On Fri, 15 Nov 2019 14:21:53 -0800 Nathaniel Smith <njs@pobox.com> wrote:
As you know, I'm skeptical that PEP 554 will produce benefits that are worth the effort, but let's assume for the moment that it is, and we're all 100% committed to moving all globals into the threadstate. Even given that, the motivation for this change seems a bit unclear to me.

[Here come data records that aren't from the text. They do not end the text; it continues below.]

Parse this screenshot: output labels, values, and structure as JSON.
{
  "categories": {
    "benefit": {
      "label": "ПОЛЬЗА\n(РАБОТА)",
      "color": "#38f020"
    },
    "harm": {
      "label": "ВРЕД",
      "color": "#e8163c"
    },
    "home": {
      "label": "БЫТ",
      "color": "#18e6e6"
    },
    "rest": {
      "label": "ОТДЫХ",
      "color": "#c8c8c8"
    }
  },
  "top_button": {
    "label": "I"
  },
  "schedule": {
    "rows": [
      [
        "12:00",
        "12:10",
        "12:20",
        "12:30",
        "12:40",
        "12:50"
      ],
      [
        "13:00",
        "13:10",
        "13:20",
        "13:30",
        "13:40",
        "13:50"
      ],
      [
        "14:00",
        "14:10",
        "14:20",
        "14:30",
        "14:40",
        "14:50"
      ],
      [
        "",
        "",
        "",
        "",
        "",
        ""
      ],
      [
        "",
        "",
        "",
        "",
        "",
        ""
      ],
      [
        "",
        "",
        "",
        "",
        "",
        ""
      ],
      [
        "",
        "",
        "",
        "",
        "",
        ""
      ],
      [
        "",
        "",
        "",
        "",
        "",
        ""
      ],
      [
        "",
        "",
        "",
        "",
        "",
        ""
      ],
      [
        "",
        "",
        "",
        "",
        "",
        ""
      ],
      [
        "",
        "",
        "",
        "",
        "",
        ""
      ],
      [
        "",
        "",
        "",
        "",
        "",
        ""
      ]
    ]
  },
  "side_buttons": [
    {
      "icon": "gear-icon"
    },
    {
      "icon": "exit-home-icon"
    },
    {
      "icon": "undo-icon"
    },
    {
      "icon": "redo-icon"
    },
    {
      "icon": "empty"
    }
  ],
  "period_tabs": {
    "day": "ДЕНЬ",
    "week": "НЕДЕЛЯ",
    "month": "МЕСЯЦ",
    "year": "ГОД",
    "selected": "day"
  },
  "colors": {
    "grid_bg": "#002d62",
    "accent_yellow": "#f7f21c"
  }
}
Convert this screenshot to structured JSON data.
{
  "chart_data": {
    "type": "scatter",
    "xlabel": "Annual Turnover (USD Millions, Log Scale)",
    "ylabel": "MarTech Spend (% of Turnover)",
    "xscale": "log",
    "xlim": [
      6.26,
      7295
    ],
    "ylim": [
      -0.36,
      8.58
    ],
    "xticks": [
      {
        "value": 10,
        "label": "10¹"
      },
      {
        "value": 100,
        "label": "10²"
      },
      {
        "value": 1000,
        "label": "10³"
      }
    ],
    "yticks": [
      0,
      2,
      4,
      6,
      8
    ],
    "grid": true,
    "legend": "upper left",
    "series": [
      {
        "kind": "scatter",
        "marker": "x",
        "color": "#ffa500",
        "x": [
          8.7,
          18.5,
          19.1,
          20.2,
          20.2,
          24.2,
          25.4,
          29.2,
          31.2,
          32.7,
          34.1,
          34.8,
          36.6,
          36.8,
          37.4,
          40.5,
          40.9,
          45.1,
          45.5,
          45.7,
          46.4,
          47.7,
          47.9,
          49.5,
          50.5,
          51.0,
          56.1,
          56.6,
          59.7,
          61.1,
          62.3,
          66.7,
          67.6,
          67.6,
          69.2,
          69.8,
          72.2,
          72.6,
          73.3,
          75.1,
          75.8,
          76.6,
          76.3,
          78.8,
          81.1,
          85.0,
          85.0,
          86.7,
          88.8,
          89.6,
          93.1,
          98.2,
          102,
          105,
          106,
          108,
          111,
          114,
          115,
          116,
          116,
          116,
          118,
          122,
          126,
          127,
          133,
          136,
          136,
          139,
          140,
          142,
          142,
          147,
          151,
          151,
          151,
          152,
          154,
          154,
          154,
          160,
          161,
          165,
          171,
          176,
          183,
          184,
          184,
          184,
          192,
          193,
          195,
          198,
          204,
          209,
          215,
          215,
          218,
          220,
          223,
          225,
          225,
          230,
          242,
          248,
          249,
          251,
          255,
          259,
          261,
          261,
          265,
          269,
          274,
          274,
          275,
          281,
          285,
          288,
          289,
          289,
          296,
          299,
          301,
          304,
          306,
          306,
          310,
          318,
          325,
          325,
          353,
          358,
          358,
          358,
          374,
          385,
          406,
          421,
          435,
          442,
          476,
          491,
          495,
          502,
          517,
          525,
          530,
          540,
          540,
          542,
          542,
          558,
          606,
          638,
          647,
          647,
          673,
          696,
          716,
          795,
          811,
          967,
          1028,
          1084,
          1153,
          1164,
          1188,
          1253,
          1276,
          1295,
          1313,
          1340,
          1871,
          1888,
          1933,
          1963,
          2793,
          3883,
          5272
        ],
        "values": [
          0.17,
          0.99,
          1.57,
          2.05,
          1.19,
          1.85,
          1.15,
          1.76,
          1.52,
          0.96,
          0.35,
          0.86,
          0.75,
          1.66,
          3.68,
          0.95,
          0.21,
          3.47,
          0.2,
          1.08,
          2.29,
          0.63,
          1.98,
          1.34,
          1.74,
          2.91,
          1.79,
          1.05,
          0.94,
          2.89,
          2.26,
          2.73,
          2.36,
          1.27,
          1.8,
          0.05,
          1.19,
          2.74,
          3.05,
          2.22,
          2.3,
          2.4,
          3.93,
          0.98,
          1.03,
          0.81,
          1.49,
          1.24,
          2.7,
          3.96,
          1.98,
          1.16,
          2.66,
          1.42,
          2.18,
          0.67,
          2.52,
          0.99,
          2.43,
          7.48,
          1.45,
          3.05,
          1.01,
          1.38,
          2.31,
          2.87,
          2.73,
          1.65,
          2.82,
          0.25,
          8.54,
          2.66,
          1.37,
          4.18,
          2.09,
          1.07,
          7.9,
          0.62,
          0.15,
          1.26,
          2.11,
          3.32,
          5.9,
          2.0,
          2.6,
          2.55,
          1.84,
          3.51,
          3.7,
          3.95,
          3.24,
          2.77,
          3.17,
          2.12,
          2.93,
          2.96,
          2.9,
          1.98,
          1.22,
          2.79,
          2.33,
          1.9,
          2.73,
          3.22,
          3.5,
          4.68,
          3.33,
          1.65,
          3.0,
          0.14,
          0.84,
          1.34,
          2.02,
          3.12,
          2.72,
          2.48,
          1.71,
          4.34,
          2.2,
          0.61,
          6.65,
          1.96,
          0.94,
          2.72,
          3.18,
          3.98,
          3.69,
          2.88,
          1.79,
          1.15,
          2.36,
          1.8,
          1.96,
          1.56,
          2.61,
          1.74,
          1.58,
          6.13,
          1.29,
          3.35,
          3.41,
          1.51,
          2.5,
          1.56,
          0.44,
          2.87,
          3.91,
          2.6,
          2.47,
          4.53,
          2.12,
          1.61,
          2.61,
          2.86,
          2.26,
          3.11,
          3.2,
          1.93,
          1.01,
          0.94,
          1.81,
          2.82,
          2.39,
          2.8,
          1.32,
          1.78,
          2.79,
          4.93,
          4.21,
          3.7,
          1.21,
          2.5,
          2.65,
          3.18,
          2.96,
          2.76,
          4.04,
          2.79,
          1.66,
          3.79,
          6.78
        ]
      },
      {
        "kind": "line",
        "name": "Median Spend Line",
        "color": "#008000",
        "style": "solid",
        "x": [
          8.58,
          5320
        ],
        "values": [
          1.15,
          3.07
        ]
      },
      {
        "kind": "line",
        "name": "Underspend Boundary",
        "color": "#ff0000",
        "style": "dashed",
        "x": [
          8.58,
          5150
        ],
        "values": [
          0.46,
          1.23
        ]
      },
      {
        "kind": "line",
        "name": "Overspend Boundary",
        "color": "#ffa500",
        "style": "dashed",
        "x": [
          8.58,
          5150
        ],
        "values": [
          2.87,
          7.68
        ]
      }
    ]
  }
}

I guess the possible goals are:
- Get rid of the "ambient" threadstate entirely - Make accessing the threadstate faster
For the first goal, I don't think this is possible, or desirable. Obviously if we remove the GIL somehow then at a minimum we'll need to make the global threadstate a thread-local. But I think we'll always have to keep it around as a thread-local, at least, because there are situations where you simply cannot pass in the threadstate as an argument. One example comes up when doing FFI: there are C libraries that take callbacks, and will run them later in some arbitrary thread. When wrapping these in Python, we need a way to bundle up a Python function into a C function that can be called from any thread. So, ctypes and cffi and cython all have ways to do this bundling, and they all start with some delicate dance to figure out whether or not the current thread holds the GIL, acquiring the GIL if not, then checking whether or not this thread has a Python threadstate assigned, creating it if not, etc. This is completely dependent on having the threadstate available in ambient context. If threadstates were always passed as arguments, then it would become impossible to wrap these C libraries.
Most well-designed C libraries let you pass an additional "void*" parameter for user callbacks to be called with. A couple of them don't, unfortunately (OpenSSL perhaps? I don't remember). Regards Antoine.